Elternabend in einer Internet-Suchtberatung
Anfangs hört es sich so an, als seien ausschließlich die Jungs das Problem. Auf die Frage, um wen sich die Eltern sorgen, antworten sie fast gleichlautend: »Um meinen Sohn, 17 Jahre.« – »Sohn, 17 Jahre.« – »Sohn, 15 Jahre.« – »Sohn, 17 Jahre« – »Sohn, 20 Jahre. Ich möchte, dass er wieder zur Schule geht.« Der Grund für die Sorge ist immer derselbe: Die Jungs »hängen nur noch am Rechner«. Sie finden in ihren Abenteuern und Kämpfen im Cyberspace kein Ende und keinen Ausgang. Sie schlafen nachts nicht mehr, sondern verfolgen gebannt und manchmal wie rasend auf die Tastatur hämmernd das Spiel ihrer Mannschaft. Sie kommen morgens nicht mehr aus dem Bett und schmeißen Schule und Ausbildung, weil sie dort längst abgehängt sind.

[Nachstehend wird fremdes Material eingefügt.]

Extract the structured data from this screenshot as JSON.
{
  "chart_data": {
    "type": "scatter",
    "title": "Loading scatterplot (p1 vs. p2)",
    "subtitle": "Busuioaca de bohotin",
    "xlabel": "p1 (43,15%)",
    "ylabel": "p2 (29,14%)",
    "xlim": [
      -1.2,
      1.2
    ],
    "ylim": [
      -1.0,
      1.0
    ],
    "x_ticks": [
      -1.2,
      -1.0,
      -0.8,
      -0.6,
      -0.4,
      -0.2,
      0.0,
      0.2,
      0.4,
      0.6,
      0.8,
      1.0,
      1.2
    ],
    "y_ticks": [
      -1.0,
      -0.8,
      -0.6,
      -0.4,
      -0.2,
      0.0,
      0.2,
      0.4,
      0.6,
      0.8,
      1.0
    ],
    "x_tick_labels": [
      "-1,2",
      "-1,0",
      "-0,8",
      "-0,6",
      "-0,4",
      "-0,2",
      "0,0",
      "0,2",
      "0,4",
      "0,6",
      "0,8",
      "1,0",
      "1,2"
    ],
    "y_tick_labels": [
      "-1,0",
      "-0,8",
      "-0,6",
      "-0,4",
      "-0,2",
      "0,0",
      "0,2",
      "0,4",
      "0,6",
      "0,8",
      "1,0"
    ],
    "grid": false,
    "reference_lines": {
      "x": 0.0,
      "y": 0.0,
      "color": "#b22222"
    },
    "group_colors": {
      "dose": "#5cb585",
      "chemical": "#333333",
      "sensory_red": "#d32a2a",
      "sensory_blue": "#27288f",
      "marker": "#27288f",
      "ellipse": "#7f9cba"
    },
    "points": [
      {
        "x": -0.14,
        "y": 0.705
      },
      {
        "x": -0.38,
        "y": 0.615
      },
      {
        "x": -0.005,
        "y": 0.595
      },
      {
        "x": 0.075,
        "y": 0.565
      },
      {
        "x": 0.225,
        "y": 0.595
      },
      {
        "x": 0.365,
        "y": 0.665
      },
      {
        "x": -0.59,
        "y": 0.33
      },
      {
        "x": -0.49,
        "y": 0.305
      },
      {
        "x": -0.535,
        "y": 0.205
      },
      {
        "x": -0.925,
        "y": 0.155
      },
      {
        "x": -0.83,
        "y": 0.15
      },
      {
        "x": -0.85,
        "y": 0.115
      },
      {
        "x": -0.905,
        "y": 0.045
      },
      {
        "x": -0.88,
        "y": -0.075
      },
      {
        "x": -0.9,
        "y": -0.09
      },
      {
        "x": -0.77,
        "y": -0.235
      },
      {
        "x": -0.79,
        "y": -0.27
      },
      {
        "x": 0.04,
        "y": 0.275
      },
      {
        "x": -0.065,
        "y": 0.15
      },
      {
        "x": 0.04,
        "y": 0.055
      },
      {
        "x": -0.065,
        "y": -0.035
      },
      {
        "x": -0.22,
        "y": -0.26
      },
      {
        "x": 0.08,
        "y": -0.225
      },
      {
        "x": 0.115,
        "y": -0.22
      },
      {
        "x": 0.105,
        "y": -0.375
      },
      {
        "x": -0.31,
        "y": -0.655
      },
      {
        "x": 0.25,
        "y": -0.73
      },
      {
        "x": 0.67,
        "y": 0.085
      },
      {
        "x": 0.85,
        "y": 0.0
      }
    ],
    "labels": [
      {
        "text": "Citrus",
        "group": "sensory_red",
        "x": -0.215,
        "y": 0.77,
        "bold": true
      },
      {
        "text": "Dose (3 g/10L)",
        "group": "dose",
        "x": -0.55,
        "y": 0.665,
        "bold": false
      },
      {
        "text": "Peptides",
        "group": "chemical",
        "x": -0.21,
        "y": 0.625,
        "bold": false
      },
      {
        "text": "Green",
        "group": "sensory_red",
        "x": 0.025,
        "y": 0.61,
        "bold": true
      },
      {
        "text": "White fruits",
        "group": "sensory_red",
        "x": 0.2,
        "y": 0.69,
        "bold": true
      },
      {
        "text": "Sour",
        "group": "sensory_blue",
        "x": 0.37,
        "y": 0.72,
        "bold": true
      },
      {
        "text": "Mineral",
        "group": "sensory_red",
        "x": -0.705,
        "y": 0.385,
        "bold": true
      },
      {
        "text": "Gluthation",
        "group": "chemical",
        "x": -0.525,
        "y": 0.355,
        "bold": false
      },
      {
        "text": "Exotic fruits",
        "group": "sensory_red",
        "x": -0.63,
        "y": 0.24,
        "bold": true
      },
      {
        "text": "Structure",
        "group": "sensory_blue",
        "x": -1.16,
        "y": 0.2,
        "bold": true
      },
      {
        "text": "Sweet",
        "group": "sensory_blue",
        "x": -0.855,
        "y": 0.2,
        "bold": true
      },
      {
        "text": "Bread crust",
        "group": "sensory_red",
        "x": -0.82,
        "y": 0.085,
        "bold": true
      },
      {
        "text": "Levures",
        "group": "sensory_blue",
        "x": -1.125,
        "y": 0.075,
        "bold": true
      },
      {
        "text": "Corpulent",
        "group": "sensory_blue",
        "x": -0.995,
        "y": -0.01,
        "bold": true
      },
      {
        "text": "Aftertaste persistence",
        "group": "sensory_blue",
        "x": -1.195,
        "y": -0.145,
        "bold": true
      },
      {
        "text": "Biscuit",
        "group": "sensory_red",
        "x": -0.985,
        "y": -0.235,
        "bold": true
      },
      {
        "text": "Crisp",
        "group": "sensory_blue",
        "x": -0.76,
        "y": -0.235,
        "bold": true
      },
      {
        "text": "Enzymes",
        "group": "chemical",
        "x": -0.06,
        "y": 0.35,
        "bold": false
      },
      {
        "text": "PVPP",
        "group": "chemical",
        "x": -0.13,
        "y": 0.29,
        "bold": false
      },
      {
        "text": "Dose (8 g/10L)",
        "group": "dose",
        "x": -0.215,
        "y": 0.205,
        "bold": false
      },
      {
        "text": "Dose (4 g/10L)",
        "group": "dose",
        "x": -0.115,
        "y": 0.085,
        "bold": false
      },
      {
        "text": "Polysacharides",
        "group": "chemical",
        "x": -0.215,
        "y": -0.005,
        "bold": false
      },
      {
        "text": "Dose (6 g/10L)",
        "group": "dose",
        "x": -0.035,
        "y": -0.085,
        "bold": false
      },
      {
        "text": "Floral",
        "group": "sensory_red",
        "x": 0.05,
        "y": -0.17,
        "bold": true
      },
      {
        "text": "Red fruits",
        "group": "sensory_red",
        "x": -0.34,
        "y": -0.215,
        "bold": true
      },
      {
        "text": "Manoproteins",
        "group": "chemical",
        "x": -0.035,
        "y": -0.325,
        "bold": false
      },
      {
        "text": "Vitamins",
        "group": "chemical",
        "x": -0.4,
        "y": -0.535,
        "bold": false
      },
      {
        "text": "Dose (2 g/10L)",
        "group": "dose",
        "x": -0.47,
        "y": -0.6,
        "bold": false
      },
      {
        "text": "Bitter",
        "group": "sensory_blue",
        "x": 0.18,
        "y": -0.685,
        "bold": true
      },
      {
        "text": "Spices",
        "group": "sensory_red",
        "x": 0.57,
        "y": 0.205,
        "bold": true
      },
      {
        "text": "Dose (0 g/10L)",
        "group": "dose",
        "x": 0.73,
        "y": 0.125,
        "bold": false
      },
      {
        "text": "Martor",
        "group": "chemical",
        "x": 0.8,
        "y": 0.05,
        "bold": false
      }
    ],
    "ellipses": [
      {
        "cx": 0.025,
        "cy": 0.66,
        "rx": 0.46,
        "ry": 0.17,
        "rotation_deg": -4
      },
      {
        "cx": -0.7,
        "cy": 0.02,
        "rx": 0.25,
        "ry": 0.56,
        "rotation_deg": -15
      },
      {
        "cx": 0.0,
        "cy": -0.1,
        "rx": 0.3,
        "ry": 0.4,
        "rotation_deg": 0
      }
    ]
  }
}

Alle Eltern, die sich an diesem Dienstagabend um 18 Uhr in der Caritas-Beratungsstelle in Berlin-Kreuzberg treffen, machen sich massive Sorgen um ihre Kinder und haben die eine dringende Frage: »Was kann ich machen, damit er wieder aufhört?« »Absprachen sind nicht mehr möglich«, berichtet eine Mutter. »Immer ist er mitten wo drin und kann gerade nicht aufhören.« Eine andere Mutter änderte deshalb schon das Passwort am Computer ihres Sohnes. »Jetzt hasst er mich«, stellt sie resigniert fest. »Ich habe sogar die IP-Adresse geändert«, erzählt eine weitere Mutter und erntet verwunderte Blicke, weil alle anderen Eltern gar nicht wissen, wie das geht. »Hat alles nichts genutzt«, winkt die Mutter ab. »Hat sich eine neue besorgt.« Ein Vater war nahe davor, »das Ding einfach aus dem Fenster zu schmeißen«.
Alle Eltern sind mit ihrem Latein am Ende. Als bereits viele ihre Hilflosigkeit geschildert haben, melden sich eine Mutter und ein Vater und berichten, dass sie ihrer Tochter schon sechs Handys weggenommen haben. Mit dem Handy habe sie Nacktfotos von sich gemacht und diese im Internet gepostet. In Chats habe sie Kontakte zu älteren Männern aufgenommen. Das Entsetzen aller Eltern ist jetzt mit den Händen zu greifen.